Hey guys, so I have three directories that are the topic of this thread:

  1. /home/jellyfin/media/Videos/Movies
  2. /home/jellyfin/media/Videos/TV
  3. /home/syncthing/Music

So this directory structure seems pretty self-explanatory, I feel; but I have created home users for each specific service that I run on my homelab. I then have bind mounts that bind each directory in a respective location at srv/nfs. (Although, it would probably be best if I switched the Music directory to a link since its locations are on the same drive, albeit different partitions. Plus I may want to share the Music directory with the Jellyfin user later on. Should I use a soft link or a hard link though?) The directories are owned by their home user, but they are the group of the user group that I use on all of my systems. The problem is that I cannot get permissions sorted. I need it to allow the nfs service to serve the content over my local network so that I have an easy way to access current content from my Linux machines and sore new content. Music is synced , using Syncthing, to my phone, but my Linux machines must rely on NFS because I don’t want them taking up space on my desktops and laptop. Perhaps, I should create a media group (if it doesn’t already exist) and use that on all of the relevant users. I wish NFS had a more robust permissions system, or I knew how to set up user mapping better. What should I possibly do to where I can get all of these users the right permissions.

P.S. It is really late here, so I am going to post this, and fix any mistakes in the morning when I wake up.

honestly you would be better off creating a ‘media’ USER and doing everything media related through that, as apposed to even trying to assign a shared group to all of your media accounts.

NFS does not have ANY permission system, it is simply a network connection to the in place system (that has to function correctly to begin with)

lets not even delve into hard vs soft linking until the other things are sorted out.

Yeah it just passes through the user and group to the client. I think I was unclear with my initial question. I am aware that the NFS server service itself doesn’t run as a user or group. Also, according to the Arch Wiki, there is a way to map UIDs and GIDs on the server to client-side uids and gids. My problem was with uids and gids on my server not matching with NFS clients.

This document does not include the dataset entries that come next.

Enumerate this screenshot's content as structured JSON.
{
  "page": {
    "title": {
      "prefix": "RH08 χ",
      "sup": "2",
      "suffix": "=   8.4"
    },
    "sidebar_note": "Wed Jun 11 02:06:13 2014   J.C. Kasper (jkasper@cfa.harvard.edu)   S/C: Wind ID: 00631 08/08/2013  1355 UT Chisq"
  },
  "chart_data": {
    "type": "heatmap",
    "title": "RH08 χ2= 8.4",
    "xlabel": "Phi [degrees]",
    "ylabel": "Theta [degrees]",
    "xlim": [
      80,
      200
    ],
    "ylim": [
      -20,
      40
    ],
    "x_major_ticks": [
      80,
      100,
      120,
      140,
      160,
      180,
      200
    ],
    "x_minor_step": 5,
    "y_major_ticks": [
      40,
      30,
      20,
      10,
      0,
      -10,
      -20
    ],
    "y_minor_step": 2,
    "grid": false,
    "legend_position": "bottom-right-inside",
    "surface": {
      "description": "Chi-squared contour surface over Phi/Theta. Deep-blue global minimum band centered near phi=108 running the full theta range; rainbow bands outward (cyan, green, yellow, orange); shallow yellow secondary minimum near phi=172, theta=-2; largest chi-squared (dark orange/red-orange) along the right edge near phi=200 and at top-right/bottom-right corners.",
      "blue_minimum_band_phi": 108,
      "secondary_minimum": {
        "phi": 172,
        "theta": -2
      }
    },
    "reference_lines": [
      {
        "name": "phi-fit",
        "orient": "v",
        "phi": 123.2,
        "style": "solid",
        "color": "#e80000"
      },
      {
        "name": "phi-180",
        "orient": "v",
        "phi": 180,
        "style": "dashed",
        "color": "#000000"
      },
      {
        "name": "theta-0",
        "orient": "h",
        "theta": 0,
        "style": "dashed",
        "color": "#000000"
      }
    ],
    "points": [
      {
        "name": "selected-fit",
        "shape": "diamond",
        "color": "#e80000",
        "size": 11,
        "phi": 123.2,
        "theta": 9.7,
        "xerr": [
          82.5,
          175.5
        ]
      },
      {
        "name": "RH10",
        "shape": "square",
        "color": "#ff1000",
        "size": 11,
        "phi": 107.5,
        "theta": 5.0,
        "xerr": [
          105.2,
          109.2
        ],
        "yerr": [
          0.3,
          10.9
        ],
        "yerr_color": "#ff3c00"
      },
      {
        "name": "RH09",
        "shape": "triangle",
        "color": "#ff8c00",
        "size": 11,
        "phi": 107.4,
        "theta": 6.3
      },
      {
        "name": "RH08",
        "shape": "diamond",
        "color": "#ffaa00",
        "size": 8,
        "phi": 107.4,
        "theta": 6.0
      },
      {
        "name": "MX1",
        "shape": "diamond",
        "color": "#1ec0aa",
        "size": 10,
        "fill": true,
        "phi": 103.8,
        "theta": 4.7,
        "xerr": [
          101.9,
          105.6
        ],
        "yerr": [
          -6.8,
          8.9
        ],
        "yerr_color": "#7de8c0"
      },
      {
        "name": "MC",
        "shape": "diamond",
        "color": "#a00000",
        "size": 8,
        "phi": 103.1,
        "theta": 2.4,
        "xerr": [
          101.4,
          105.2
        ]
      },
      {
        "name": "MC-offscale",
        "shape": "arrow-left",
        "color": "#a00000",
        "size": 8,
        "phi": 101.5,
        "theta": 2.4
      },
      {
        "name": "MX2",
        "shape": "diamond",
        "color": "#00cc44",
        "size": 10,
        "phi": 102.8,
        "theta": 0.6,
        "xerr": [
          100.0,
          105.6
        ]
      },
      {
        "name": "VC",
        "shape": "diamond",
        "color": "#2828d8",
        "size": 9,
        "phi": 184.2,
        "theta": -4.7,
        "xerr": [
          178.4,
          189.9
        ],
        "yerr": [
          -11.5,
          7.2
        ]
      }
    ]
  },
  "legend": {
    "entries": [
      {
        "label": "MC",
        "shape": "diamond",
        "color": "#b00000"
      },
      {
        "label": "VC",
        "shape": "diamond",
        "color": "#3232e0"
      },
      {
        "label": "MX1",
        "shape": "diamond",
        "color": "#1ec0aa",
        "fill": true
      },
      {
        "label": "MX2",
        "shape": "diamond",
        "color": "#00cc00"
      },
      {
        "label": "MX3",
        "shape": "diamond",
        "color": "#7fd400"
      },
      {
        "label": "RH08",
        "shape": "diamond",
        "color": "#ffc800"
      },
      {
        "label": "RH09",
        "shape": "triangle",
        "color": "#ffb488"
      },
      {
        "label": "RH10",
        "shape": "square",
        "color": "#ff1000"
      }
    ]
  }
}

To clarify, my question wasn’t a how or why question, but rather it was a which way should I go. To be honest, I forgot about this forum post because I already figured out which way I wanted to do things. I simply mounted the filesystem to the /home/jellyfin/media directory instead of the /srv/nfs directory. Then I bind mounted the subdirectories within the /home/jellyfin/media directory to their respective places within the /srv/nfs directory. Basically, I did a reversal of my previous method of doing things. Secondly, I created a media group with gid 615 because it seems unlikely that any of my systems have a group with that gid in use already. I added the jellyfin user to the new group as well as the directory owner for extra brownie points. Finally, I recursively changed the owner and group of the NFS directories to the uid:gid of 1000:615 respectively. I modified the permissions to be 755 on directories and 664 on files. Side note, I have honestly never understood how the ACL lists work on directories within Linux. How can I give read and write permissions on a directory to a group, but then the user within that group cannot cd into it. That seems like a read permission to me, but perhaps it is in fact an execute permission.

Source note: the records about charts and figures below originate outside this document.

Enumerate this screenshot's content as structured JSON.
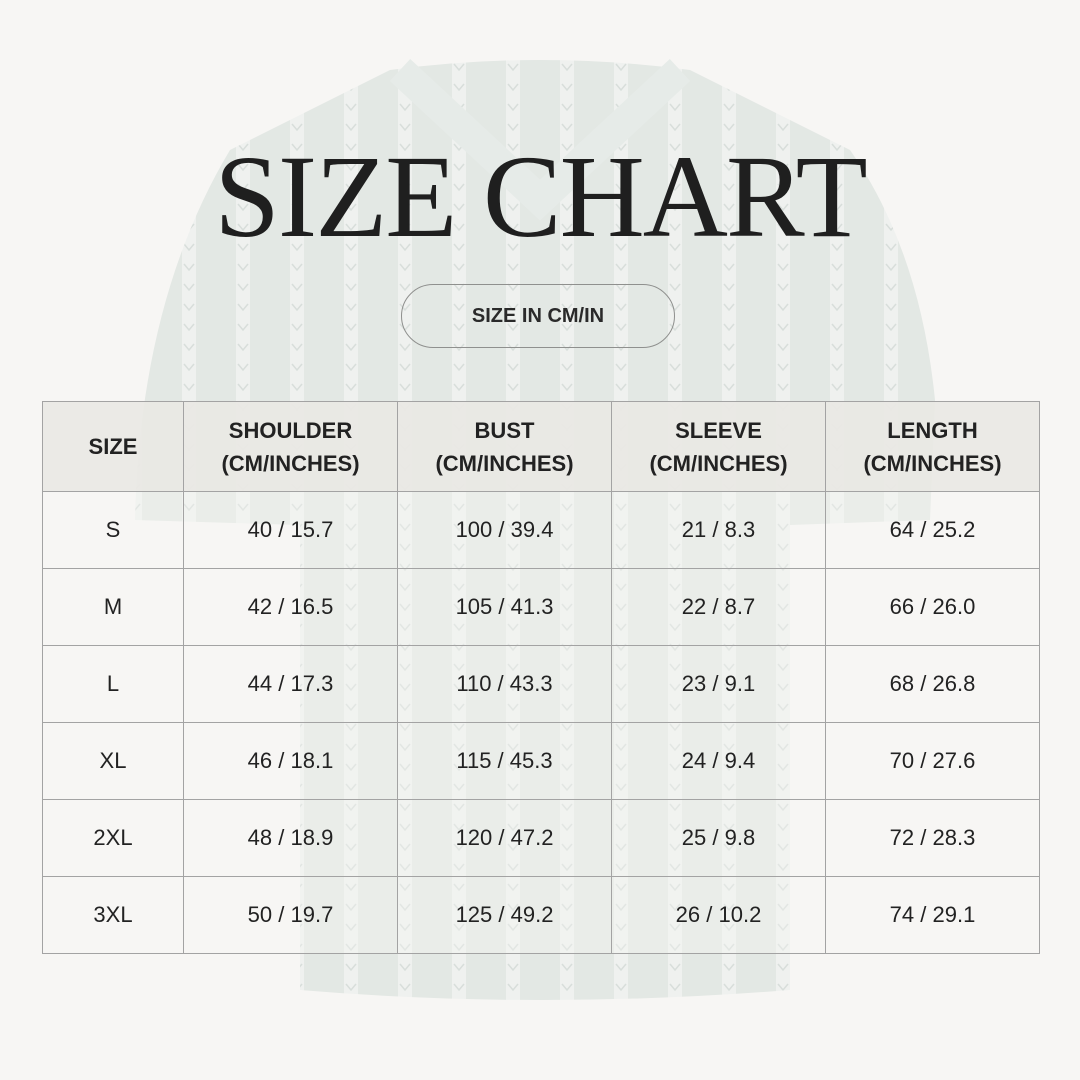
{
  "title": "SIZE CHART",
  "unit_button": "SIZE IN CM/IN",
  "colors": {
    "background": "#f7f6f4",
    "header": "#e9e8e4",
    "shirt": "#dfe5e1",
    "text": "#222222"
  },
  "table": {
    "headers": [
      [
        "SIZE",
        ""
      ],
      [
        "SHOULDER",
        "(CM/INCHES)"
      ],
      [
        "BUST",
        "(CM/INCHES)"
      ],
      [
        "SLEEVE",
        "(CM/INCHES)"
      ],
      [
        "LENGTH",
        "(CM/INCHES)"
      ]
    ],
    "rows": [
      [
        "S",
        "40 / 15.7",
        "100 / 39.4",
        "21 / 8.3",
        "64 / 25.2"
      ],
      [
        "M",
        "42 / 16.5",
        "105 / 41.3",
        "22 / 8.7",
        "66 / 26.0"
      ],
      [
        "L",
        "44 / 17.3",
        "110 / 43.3",
        "23 / 9.1",
        "68 / 26.8"
      ],
      [
        "XL",
        "46 / 18.1",
        "115 / 45.3",
        "24 / 9.4",
        "70 / 27.6"
      ],
      [
        "2XL",
        "48 / 18.9",
        "120 / 47.2",
        "25 / 9.8",
        "72 / 28.3"
      ],
      [
        "3XL",
        "50 / 19.7",
        "125 / 49.2",
        "26 / 10.2",
        "74 / 29.1"
      ]
    ]
  }
}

Now the only remaining task is to create the media group with gid 615 and add my user to it for each NFS client that I want to connect to the NFS storage. The first user created by seemingly every distro has a uid of 1000 which perfectly maps it to the owner of the directory on the NFS server itself, so it really isn’t necessary to add that user to the group with gid 615 afaik.

Hopefully that wall 'o text makes sense.

P.S., I also found this nifty little article by RedHat about hard links versus soft links. I will say that I had a basic understanding of them before in that soft links just link to the file or directory much like a pointer links to a variable in programming and a hard link is like a copy of the variable, but this helped clear things up quite a lot. I pretty much always only ever used soft links. And now I realize that a bind mount is more like a replacement for hard links on directories since you can’t hard link a directory.